某酪農雑誌では、分娩月齢が若返ることによるメリットが育成費の
削減だけではないことを示すグラフを掲載していました。
そのグラフによると、24か月齢分娩の初産牛よりも
21-22か月齢の初産牛の方が、初産における乳生産が優れていた。
と、いうものでした。
このデータはアメリカでの結果ですが、日本ではどうなのでしょうか?
私の身の回りでは、未だに24日月齢分娩を目標とした管理が言われます。
その理由は、初産での分娩リスクであったり、早く産ませると乳量が出ない。など
様々なものが聞かれます。
それは、つまり、日本の牛が早期熟成にむけた育成管理をなされていない。
もしくは、そういった遺伝的改良が遅れている可能性を感じています。
これまでの「当たり前」は、現代では時代遅れなんてことはしょっちゅうです。
私が高校生の時から言われている24日月齢を初産の目標にするなんてのは、
もう10年も前になるって思うと、年月の流れの速さに驚きますが。。。
冒頭の内容に戻りますが、早く産ませれば乳量が出る。なんて単純な話ではないと思います。
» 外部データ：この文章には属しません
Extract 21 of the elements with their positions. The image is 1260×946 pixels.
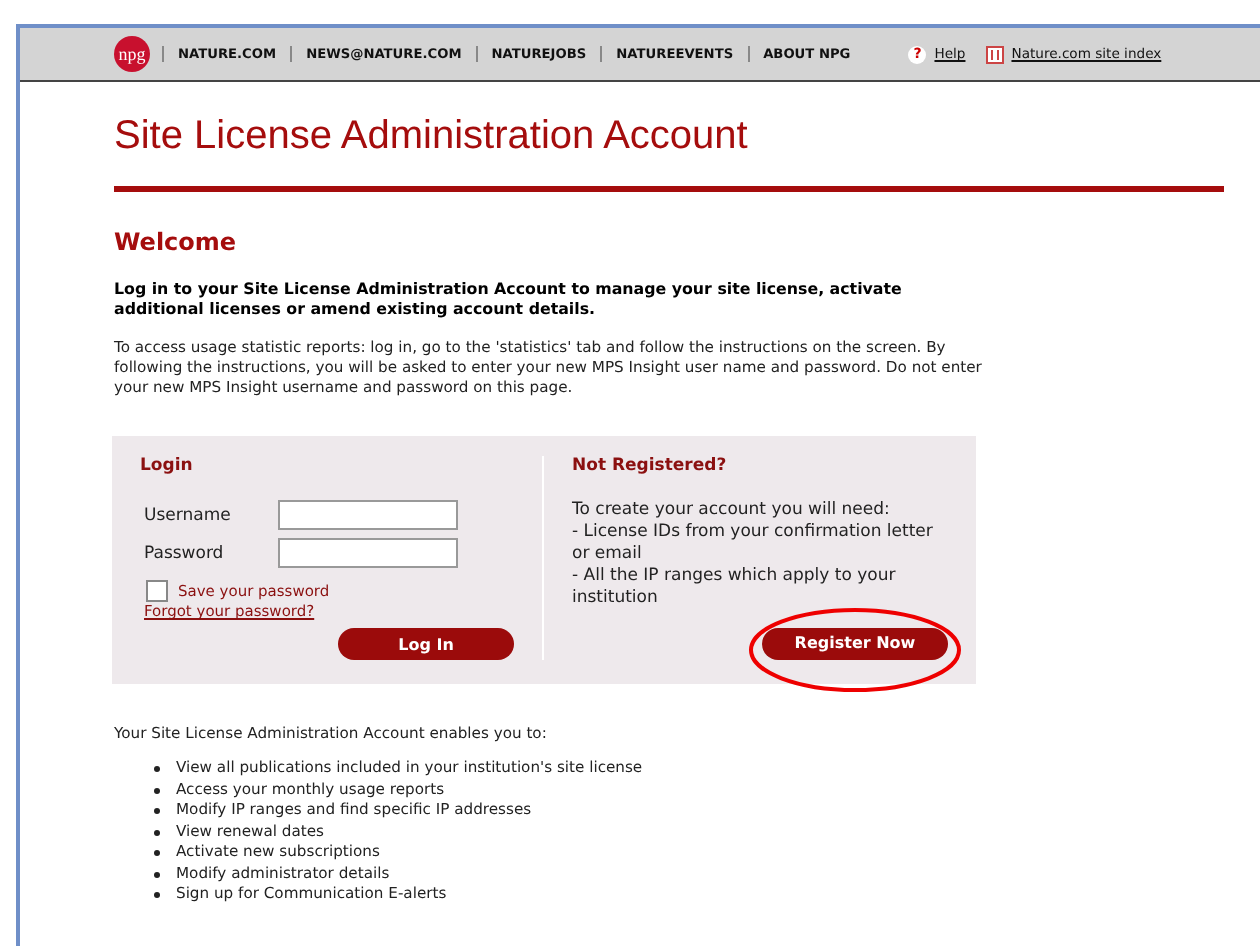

早く初産を迎えるには、早期に種付けを開始する必要があります。
それは、当然リスクを抱えての種付けという意味ではないはずです。
これまで15,16か月に授精を完了させていたものを、13、14か月に完了させることになります。
そのためには、出生から8か月までの飼養管理の見直しが重要だと思います。
強化哺乳による早期離乳も目的に反している気がします。
また、離乳後のCP濃度とその内容もこれまでの内容と量では足りません。
さらに、乾乳期の管理意識を母体だけでなく
胎児をも意識した管理を必要としているかもしれません。
初産分娩月齢を3か月若返らせることによる、経済的効果は大きいです。
とくにこの粗飼料が高騰している時代背景を考えればなおさらです。
後継牛頭数も減らせて、判別精液の使用により、計画的に産子を得れば
現金収入も増えるかもしれません。飼養スペースにもゆとりができるかもしれません。
それらの金額を理解すれば、
育成初期や乾乳期の投資金額を見直すことも苦ではないはずです。
様々なシミュレーションと実践、検証を繰り返して、
時代に負けない酪農を目指していきたいものです。